On Wednesday morning, relatives of those killed in the Parwan attack carried their bodies into Charakar, the provincial capital, to protest outside the governor's office, demanding justice and punishment for the perpetrators of the attack, she added.
Shahkar, the spokeswoman in Parwan, said the police were investigating the assault, which she called "a crime against humanity."
Mosques have also been a frequent scene of attacks. Earlier this month, a gunman opened fire on civilians in eastern Paktia province, killing three worshipers returning home after evening prayers. Last October, IS claimed responsibility for a bomb explosion in a mosque in eastern Nangarhar province, which caused the roof to collapse, killing 62 people and wounding 36 others.
Khalilzad, the architect of a U.S.-Taliban deal signed in February, has been trying to salvage the agreement and jump-start intra-Afghan negotiations between the Taliban and Kabul. A power-sharing agreement on Sunday between President Ashraf Ghani and his rival, Abdullah Abdullah, ended months of wrangling and raised expectations that talks between the Taliban and Afghan leaders could start soon.
Those talks could set a road map for a future, post-war Afghanistan in which the Taliban could become part of the political life.
Ahead of the Muslim holiday of Eid al-Fitr this weekend, marking the end of the holy month of Ramadan, Taliban leader Mullah Hibatullah Akhuundzada released a statement seeking to reassure Afghans that with the Taliban in a future Afghan government, men and women would enjoy equal rights.
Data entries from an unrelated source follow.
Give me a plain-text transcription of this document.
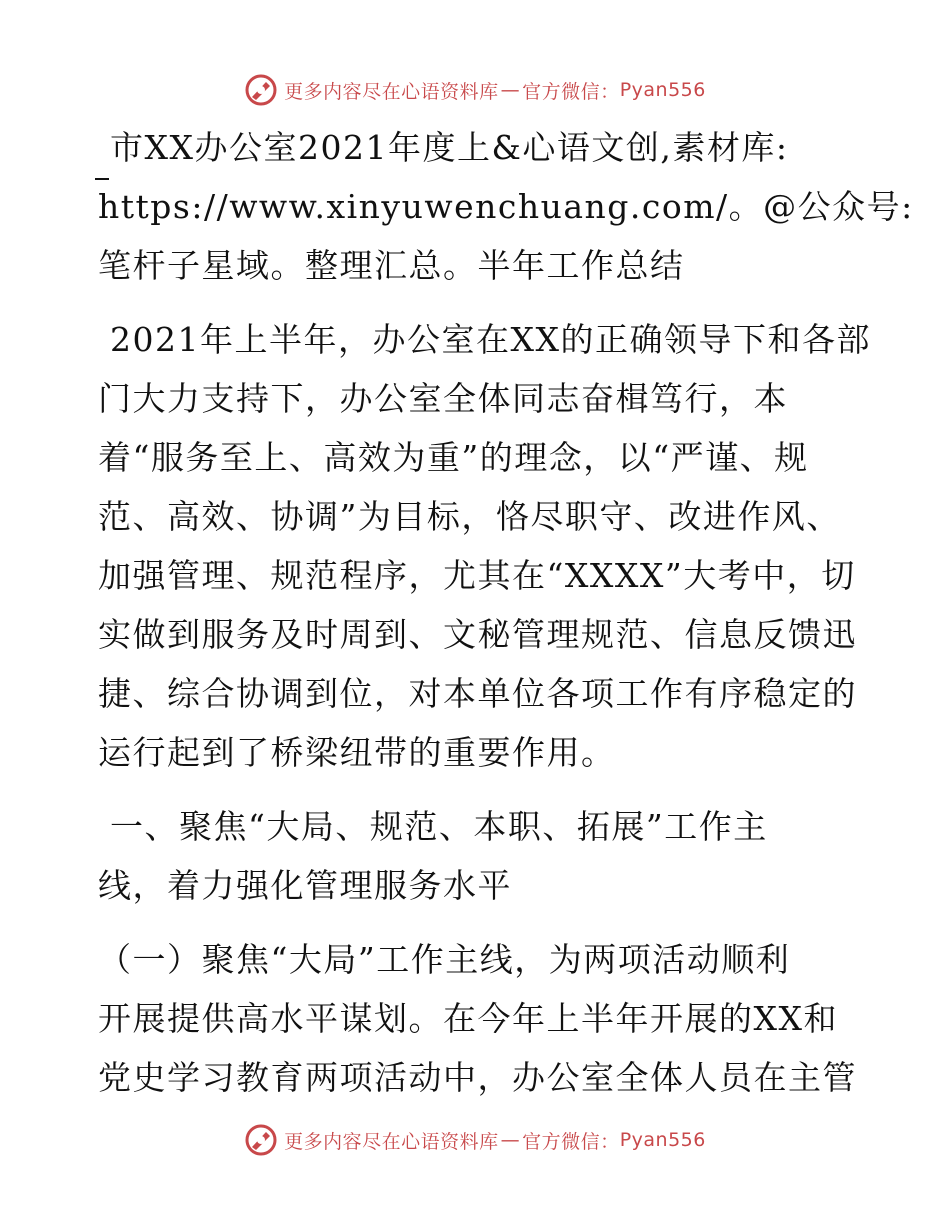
更多内容尽在心语资料库 — 官方微信： Pyan556

市XX办公室2021年度上&心语文创,素材库:
https://www.xinyuwenchuang.com/。@公众号:
笔杆子星域。整理汇总。半年工作总结

2021年上半年，办公室在XX的正确领导下和各部
门大力支持下，办公室全体同志奋楫笃行，本
着“服务至上、高效为重”的理念，以“严谨、规
范、高效、协调”为目标，恪尽职守、改进作风、
加强管理、规范程序，尤其在“XXXX”大考中，切
实做到服务及时周到、文秘管理规范、信息反馈迅
捷、综合协调到位，对本单位各项工作有序稳定的
运行起到了桥梁纽带的重要作用。

一、聚焦“大局、规范、本职、拓展”工作主
线，着力强化管理服务水平

（一）聚焦“大局”工作主线，为两项活动顺利
开展提供高水平谋划。在今年上半年开展的XX和
党史学习教育两项活动中，办公室全体人员在主管

更多内容尽在心语资料库 — 官方微信： Pyan556
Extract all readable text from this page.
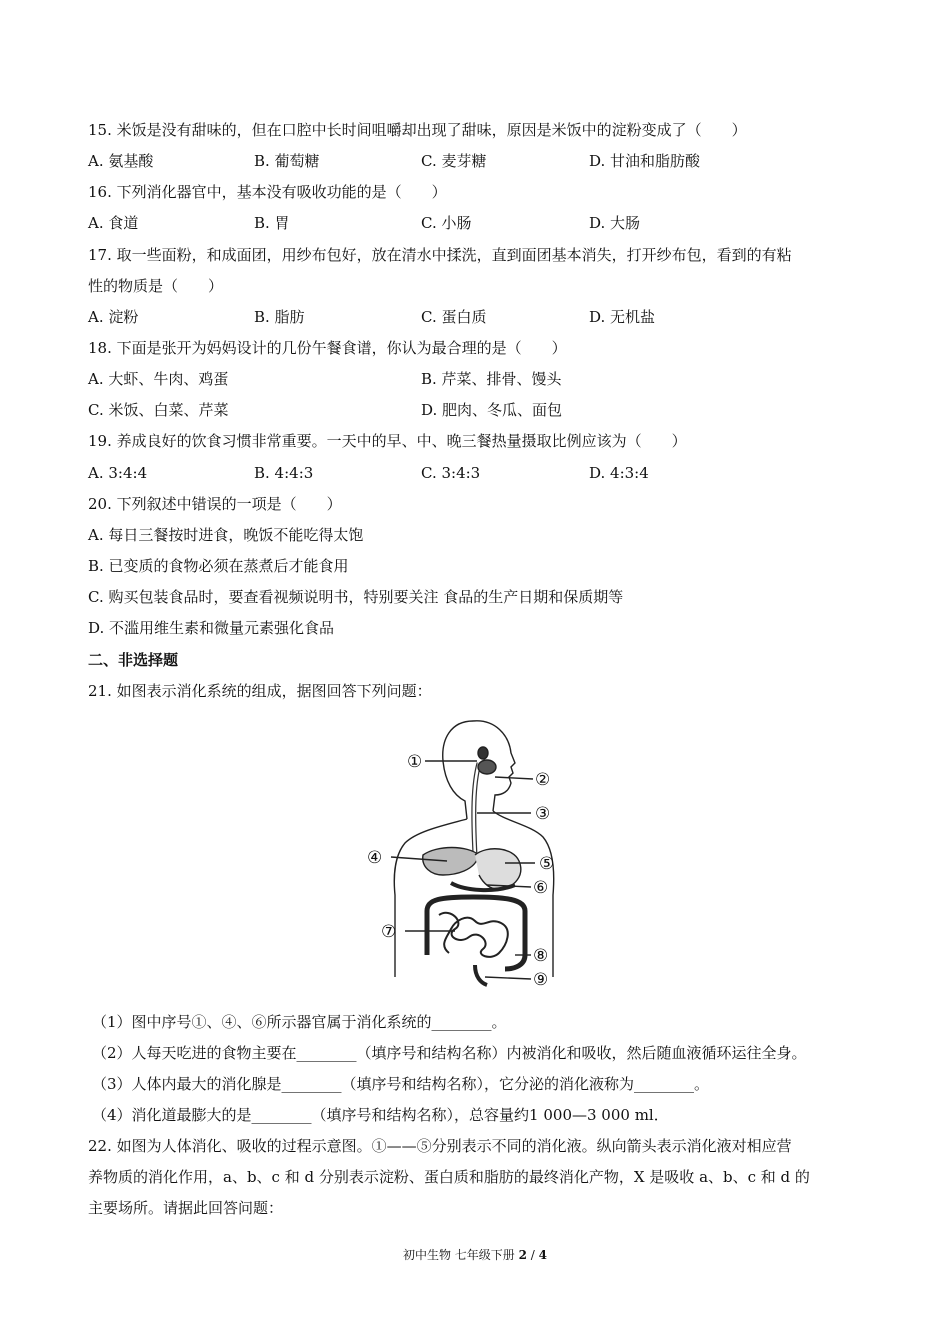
15. 米饭是没有甜味的，但在口腔中长时间咀嚼却出现了甜味，原因是米饭中的淀粉变成了（　　）
A. 氨基酸	B. 葡萄糖	C. 麦芽糖	D. 甘油和脂肪酸
16. 下列消化器官中，基本没有吸收功能的是（　　）
A. 食道	B. 胃	C. 小肠	D. 大肠
17. 取一些面粉，和成面团，用纱布包好，放在清水中揉洗，直到面团基本消失，打开纱布包，看到的有粘
性的物质是（　　）
A. 淀粉	B. 脂肪	C. 蛋白质	D. 无机盐
18. 下面是张开为妈妈设计的几份午餐食谱，你认为最合理的是（　　）
A. 大虾、牛肉、鸡蛋	B. 芹菜、排骨、馒头
C. 米饭、白菜、芹菜	D. 肥肉、冬瓜、面包
19. 养成良好的饮食习惯非常重要。一天中的早、中、晚三餐热量摄取比例应该为（　　）
A. 3:4:4	B. 4:4:3	C. 3:4:3	D. 4:3:4
20. 下列叙述中错误的一项是（　　）
A. 每日三餐按时进食，晚饭不能吃得太饱
B. 已变质的食物必须在蒸煮后才能食用
C. 购买包装食品时，要查看视频说明书，特别要关注 食品的生产日期和保质期等
D. 不滥用维生素和微量元素强化食品
二、非选择题
21. 如图表示消化系统的组成，据图回答下列问题：
①
②
③
④	⑤
⑥
⑦
⑧
⑨
（1）图中序号①、④、⑥所示器官属于消化系统的________。
（2）人每天吃进的食物主要在________（填序号和结构名称）内被消化和吸收，然后随血液循环运往全身。
（3）人体内最大的消化腺是________（填序号和结构名称），它分泌的消化液称为________。
（4）消化道最膨大的是________（填序号和结构名称），总容量约1 000—3 000 ml．
22. 如图为人体消化、吸收的过程示意图。①——⑤分别表示不同的消化液。纵向箭头表示消化液对相应营
养物质的消化作用，a、b、c 和 d 分别表示淀粉、蛋白质和脂肪的最终消化产物，X 是吸收 a、b、c 和 d 的
主要场所。请据此回答问题：
初中生物 七年级下册 2 / 4
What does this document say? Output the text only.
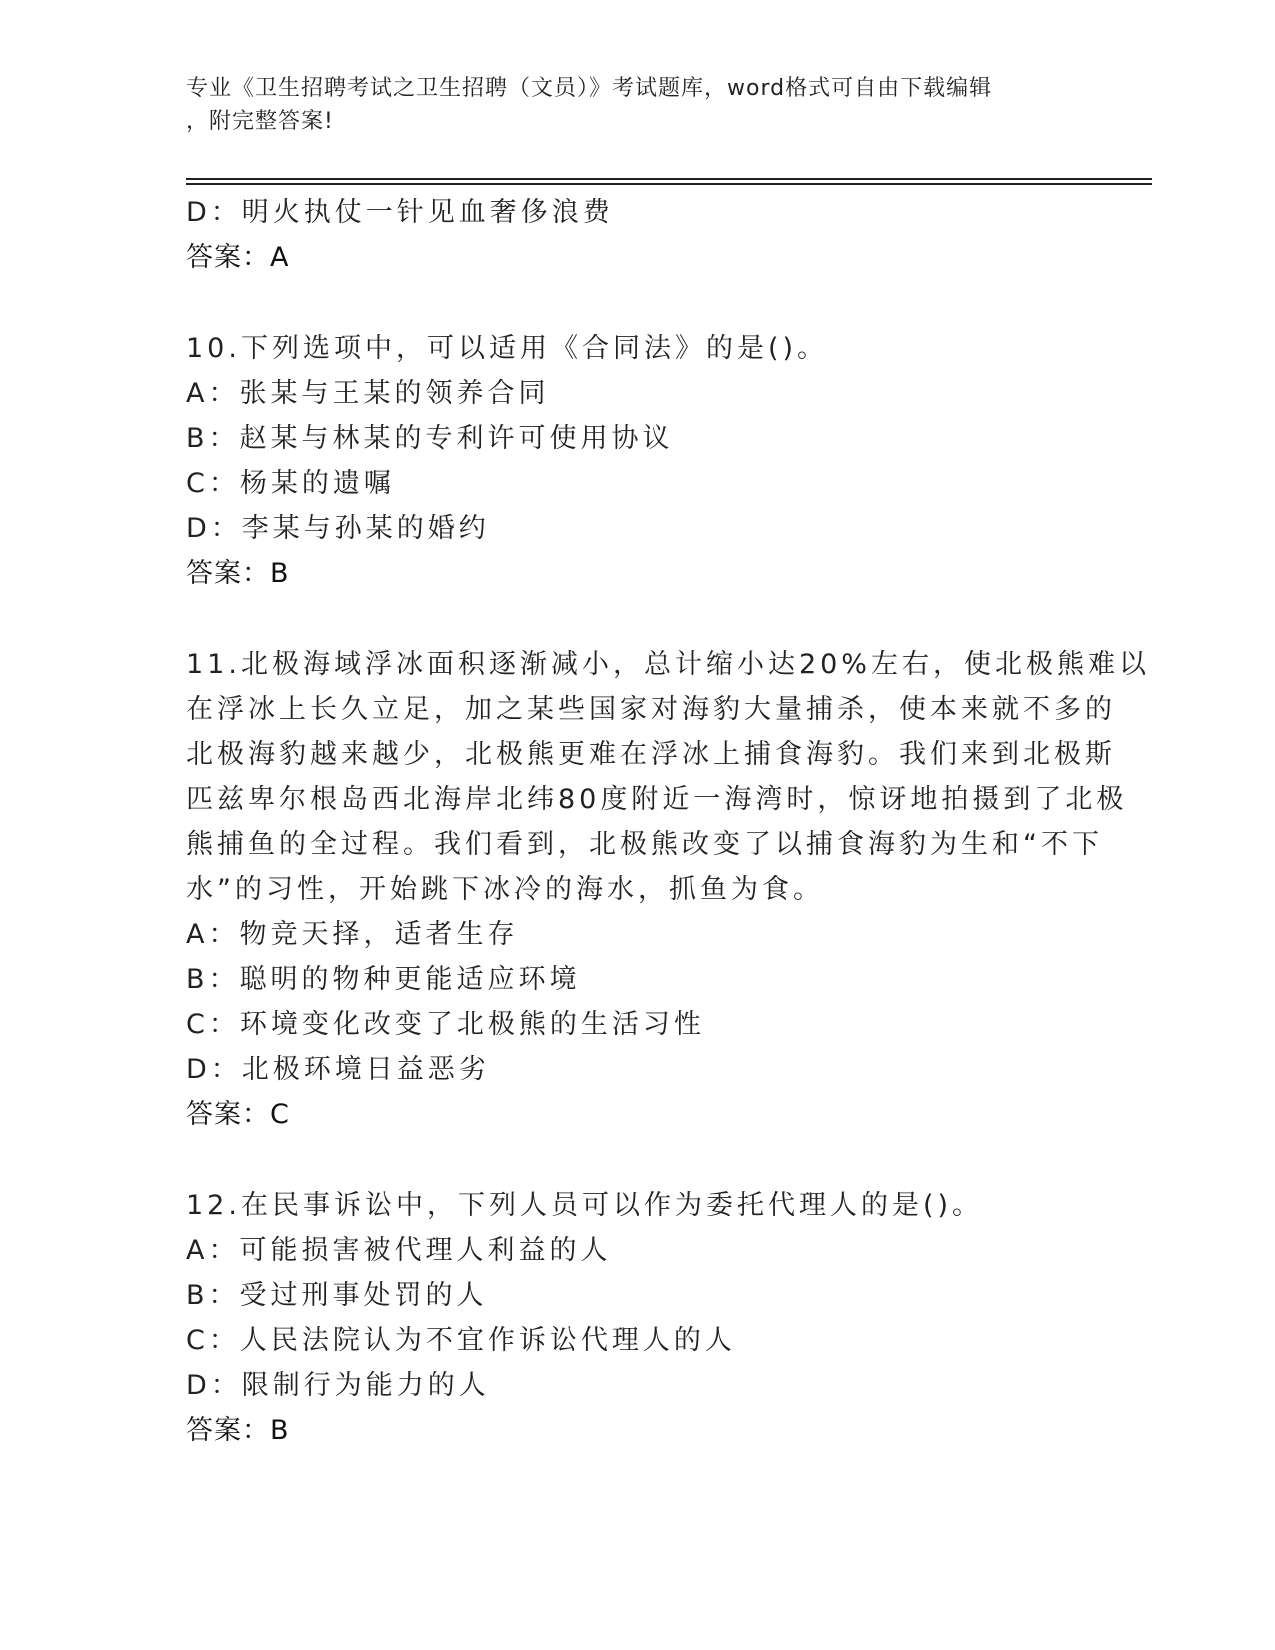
专业《卫生招聘考试之卫生招聘（文员）》考试题库，word格式可自由下载编辑
，附完整答案!
D：明火执仗一针见血奢侈浪费
答案：A
10.下列选项中，可以适用《合同法》的是()。
A：张某与王某的领养合同
B：赵某与林某的专利许可使用协议
C：杨某的遗嘱
D：李某与孙某的婚约
答案：B
11.北极海域浮冰面积逐渐减小，总计缩小达20%左右，使北极熊难以
在浮冰上长久立足，加之某些国家对海豹大量捕杀，使本来就不多的
北极海豹越来越少，北极熊更难在浮冰上捕食海豹。我们来到北极斯
匹兹卑尔根岛西北海岸北纬80度附近一海湾时，惊讶地拍摄到了北极
熊捕鱼的全过程。我们看到，北极熊改变了以捕食海豹为生和“不下
水”的习性，开始跳下冰冷的海水，抓鱼为食。
A：物竞天择，适者生存
B：聪明的物种更能适应环境
C：环境变化改变了北极熊的生活习性
D：北极环境日益恶劣
答案：C
12.在民事诉讼中，下列人员可以作为委托代理人的是()。
A：可能损害被代理人利益的人
B：受过刑事处罚的人
C：人民法院认为不宜作诉讼代理人的人
D：限制行为能力的人
答案：B
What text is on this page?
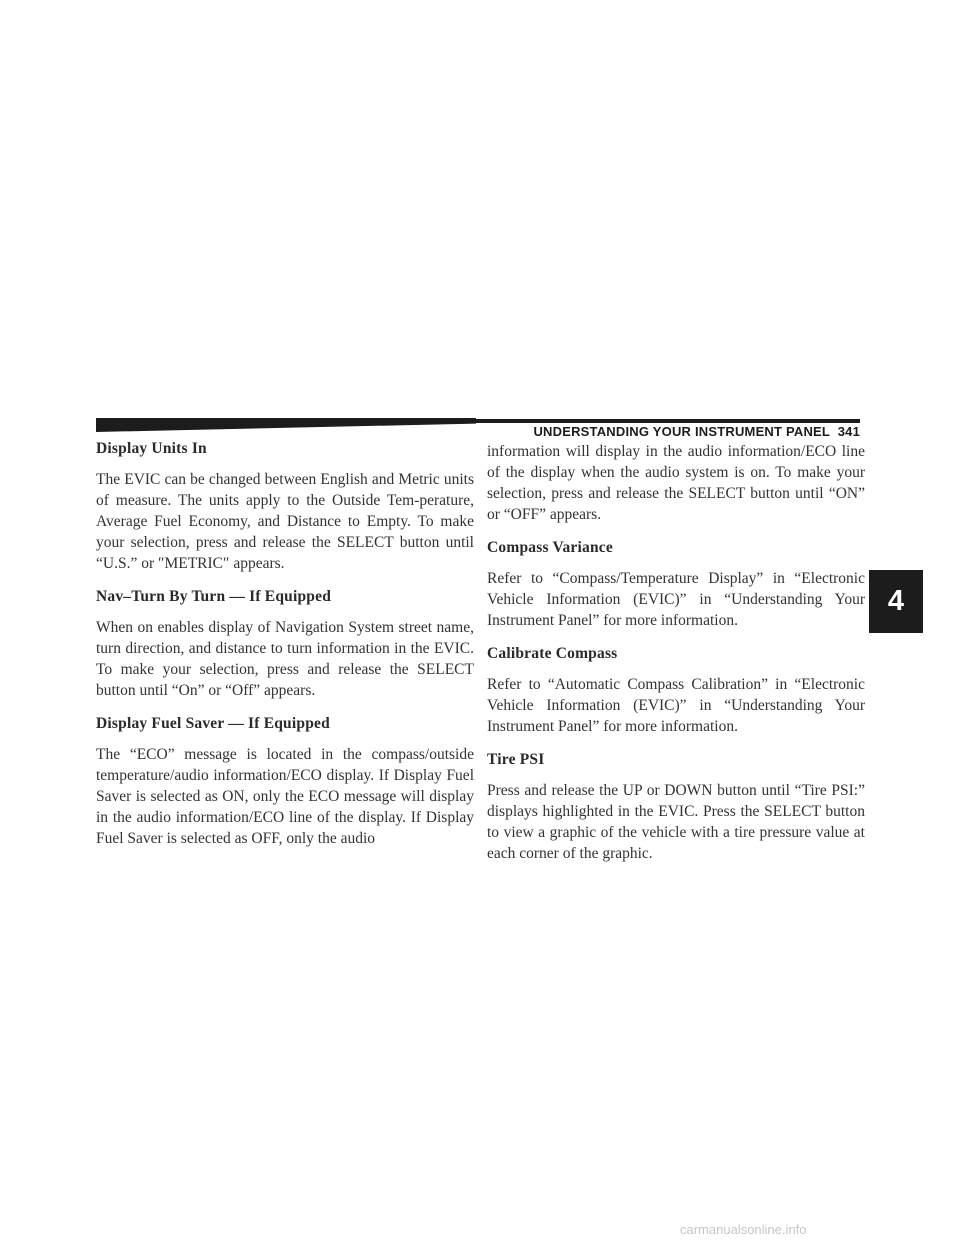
UNDERSTANDING YOUR INSTRUMENT PANEL 341
4
Display Units In

The EVIC can be changed between English and Metric units of measure. The units apply to the Outside Tem-perature, Average Fuel Economy, and Distance to Empty. To make your selection, press and release the SELECT button until “U.S.” or ″METRIC″ appears.

Nav–Turn By Turn — If Equipped

When on enables display of Navigation System street name, turn direction, and distance to turn information in the EVIC. To make your selection, press and release the SELECT button until “On” or “Off” appears.

Display Fuel Saver — If Equipped

The “ECO” message is located in the compass/outside temperature/audio information/ECO display. If Display Fuel Saver is selected as ON, only the ECO message will display in the audio information/ECO line of the display. If Display Fuel Saver is selected as OFF, only the audio

information will display in the audio information/ECO line of the display when the audio system is on. To make your selection, press and release the SELECT button until “ON” or “OFF” appears.

Compass Variance

Refer to “Compass/Temperature Display” in “Electronic Vehicle Information (EVIC)” in “Understanding Your Instrument Panel” for more information.

Calibrate Compass

Refer to “Automatic Compass Calibration” in “Electronic Vehicle Information (EVIC)” in “Understanding Your Instrument Panel” for more information.

Tire PSI

Press and release the UP or DOWN button until “Tire PSI:” displays highlighted in the EVIC. Press the SELECT button to view a graphic of the vehicle with a tire pressure value at each corner of the graphic.

carmanualsonline.info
The Taliban do "not have a monopolist policy, every male and female member of society shall be given their due rights," he said, adding that the insurgents are committed to the U.S.-Taliban deal despite the delays in moving toward intra-Afghan talks.
He also urged the "other side to honor its own commitments and not allow this critical opportunity go to waste," and added that the deal "can prove to be a powerful instrument for bringing an end to the war between America and our country and for establishing peace and an Islamic system in our homeland," he said.
Associated Press writer Tameem Akhgar in Kabul, Afghanistan, contributed to this report.